Sono le 15, e un silenzio tipico di quell’ora avvolge la mia anima, passo dopo passo. Cammino quasi per inerzia, come se non sapessi dove stessi andando, ma in fondo la mia meta la conosco, la conosco bene.
Davanti a me si allunga una salita che sembra infinita, ogni passo la fa apparire più ripida. Il sole, in pieno luglio, scalda la testa un po’ troppo, ma è normale, mi ripeto, sarebbe strano il contrario. Vi capita mai di attraversare strade che trasformano il vostro umore? Strade che vi catturano per la bellezza dei dettagli che le definiscono? Questa è una di quelle vie.
Qui, tra il verde del parco e le palazzine che si ergono sull’altro lato, si trova un piccolo campo da basket, incastonato in un angolo. In estate, questo angolo prende vita: ragazzi e ragazze che si passano una palla logora, voci, risate. È come se diventasse il cuore pulsante di tutto il parco.

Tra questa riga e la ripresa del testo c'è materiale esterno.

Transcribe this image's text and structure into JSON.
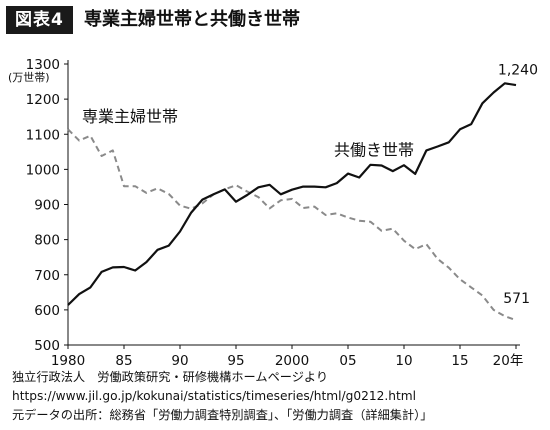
{
  "header": {
    "badge": "図表4",
    "title": "専業主婦世帯と共働き世帯"
  },
  "chart_data": {
    "type": "line",
    "ylabel": "(万世帯)",
    "ylim": [
      500,
      1300
    ],
    "y_ticks": [
      500,
      600,
      700,
      800,
      900,
      1000,
      1100,
      1200,
      1300
    ],
    "xlim": [
      1980,
      2020
    ],
    "x_ticks": [
      1980,
      1985,
      1990,
      1995,
      2000,
      2005,
      2010,
      2015,
      2020
    ],
    "x_tick_labels": [
      "1980",
      "85",
      "90",
      "95",
      "2000",
      "05",
      "10",
      "15",
      "20年"
    ],
    "grid": false,
    "x": [
      1980,
      1981,
      1982,
      1983,
      1984,
      1985,
      1986,
      1987,
      1988,
      1989,
      1990,
      1991,
      1992,
      1993,
      1994,
      1995,
      1996,
      1997,
      1998,
      1999,
      2000,
      2001,
      2002,
      2003,
      2004,
      2005,
      2006,
      2007,
      2008,
      2009,
      2010,
      2011,
      2012,
      2013,
      2014,
      2015,
      2016,
      2017,
      2018,
      2019,
      2020
    ],
    "series": [
      {
        "name": "専業主婦世帯",
        "style": "dashed",
        "color": "#8a8a8a",
        "values": [
          1114,
          1082,
          1096,
          1038,
          1054,
          952,
          952,
          933,
          946,
          930,
          897,
          888,
          903,
          929,
          943,
          955,
          937,
          921,
          889,
          912,
          916,
          890,
          894,
          870,
          875,
          863,
          854,
          851,
          825,
          831,
          797,
          773,
          787,
          745,
          720,
          687,
          664,
          641,
          600,
          582,
          571
        ],
        "end_label": "571"
      },
      {
        "name": "共働き世帯",
        "style": "solid",
        "color": "#111111",
        "values": [
          614,
          645,
          664,
          708,
          721,
          722,
          712,
          736,
          771,
          783,
          823,
          877,
          914,
          929,
          943,
          908,
          927,
          949,
          956,
          929,
          942,
          951,
          951,
          949,
          961,
          988,
          977,
          1013,
          1011,
          995,
          1012,
          987,
          1054,
          1065,
          1077,
          1114,
          1129,
          1188,
          1219,
          1245,
          1240
        ],
        "end_label": "1,240"
      }
    ]
  },
  "source": {
    "line1": "独立行政法人　労働政策研究・研修機構ホームページより",
    "line2": "https://www.jil.go.jp/kokunai/statistics/timeseries/html/g0212.html",
    "line3": "元データの出所：総務省「労働力調査特別調査」、「労働力調査（詳細集計）」"
  }
}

Ma oggi è diverso. È presto o forse è solo un giorno speciale, non so. Non c’è nessuno. Solo un ragazzo, immerso nella sua solitudine, con la stessa determinazione di una nonna che infila il filo in un ago, cerca di fare canestro. Mi fermo e lo guardo. E penso: quanta fatica e quanta costanza gli è costata fino a quel momento? E quanta ancora ne servirà?

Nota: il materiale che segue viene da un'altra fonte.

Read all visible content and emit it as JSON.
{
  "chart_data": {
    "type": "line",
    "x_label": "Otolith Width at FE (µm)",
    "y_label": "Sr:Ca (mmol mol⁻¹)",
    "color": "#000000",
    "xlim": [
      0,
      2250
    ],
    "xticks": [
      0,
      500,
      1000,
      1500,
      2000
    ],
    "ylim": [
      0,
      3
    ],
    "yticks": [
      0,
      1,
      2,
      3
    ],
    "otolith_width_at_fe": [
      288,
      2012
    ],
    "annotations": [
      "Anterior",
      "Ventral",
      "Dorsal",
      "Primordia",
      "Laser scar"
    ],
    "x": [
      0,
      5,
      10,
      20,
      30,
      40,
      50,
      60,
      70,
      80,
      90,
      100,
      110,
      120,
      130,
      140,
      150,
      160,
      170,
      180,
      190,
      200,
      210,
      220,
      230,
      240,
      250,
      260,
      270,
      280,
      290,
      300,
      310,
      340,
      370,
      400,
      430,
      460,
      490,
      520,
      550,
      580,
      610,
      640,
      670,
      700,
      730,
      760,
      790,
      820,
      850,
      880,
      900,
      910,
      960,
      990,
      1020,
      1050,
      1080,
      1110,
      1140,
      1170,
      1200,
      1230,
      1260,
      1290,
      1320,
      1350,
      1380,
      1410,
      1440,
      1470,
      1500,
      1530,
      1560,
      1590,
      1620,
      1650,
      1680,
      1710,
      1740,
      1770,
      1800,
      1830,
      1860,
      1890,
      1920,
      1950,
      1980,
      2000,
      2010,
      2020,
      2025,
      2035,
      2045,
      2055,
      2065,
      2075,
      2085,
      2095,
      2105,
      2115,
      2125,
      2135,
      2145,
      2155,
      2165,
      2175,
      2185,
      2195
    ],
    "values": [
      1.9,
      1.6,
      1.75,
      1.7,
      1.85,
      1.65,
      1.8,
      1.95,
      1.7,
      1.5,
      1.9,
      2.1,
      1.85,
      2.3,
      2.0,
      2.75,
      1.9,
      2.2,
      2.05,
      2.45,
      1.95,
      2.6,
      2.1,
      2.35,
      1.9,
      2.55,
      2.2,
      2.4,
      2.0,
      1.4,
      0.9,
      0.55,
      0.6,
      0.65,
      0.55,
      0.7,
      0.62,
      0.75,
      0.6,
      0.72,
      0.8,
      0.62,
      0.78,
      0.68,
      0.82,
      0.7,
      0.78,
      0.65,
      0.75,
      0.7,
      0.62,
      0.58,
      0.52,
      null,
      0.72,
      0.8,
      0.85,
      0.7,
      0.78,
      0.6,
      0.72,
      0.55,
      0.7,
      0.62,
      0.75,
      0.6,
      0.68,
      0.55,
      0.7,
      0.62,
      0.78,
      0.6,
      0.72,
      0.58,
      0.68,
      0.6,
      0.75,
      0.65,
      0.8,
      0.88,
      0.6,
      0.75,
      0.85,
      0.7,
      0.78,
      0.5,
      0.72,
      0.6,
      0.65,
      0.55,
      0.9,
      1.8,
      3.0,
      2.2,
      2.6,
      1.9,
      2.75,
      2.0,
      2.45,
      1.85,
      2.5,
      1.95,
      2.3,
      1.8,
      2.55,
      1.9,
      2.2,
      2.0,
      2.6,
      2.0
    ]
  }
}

Da quell’attimo è nata un’idea: un’illustrazione semplice, ma estremamente potente. Un ragazzo, una palla, e un canestro.
Un ragazzo, una palla e un canestro. Questo è il nome della mia illustrazione. È il pensiero che lo sport, e in questo caso il basket, sia un viaggio individuale, un impegno che facciamo per noi stessi, in solitudine. Uso il basket come metafora, ma è un’immagine adattabile a qualunque altro percorso: l’obiettivo davanti a noi, e tutta la dedizione che mettiamo per arrivarci.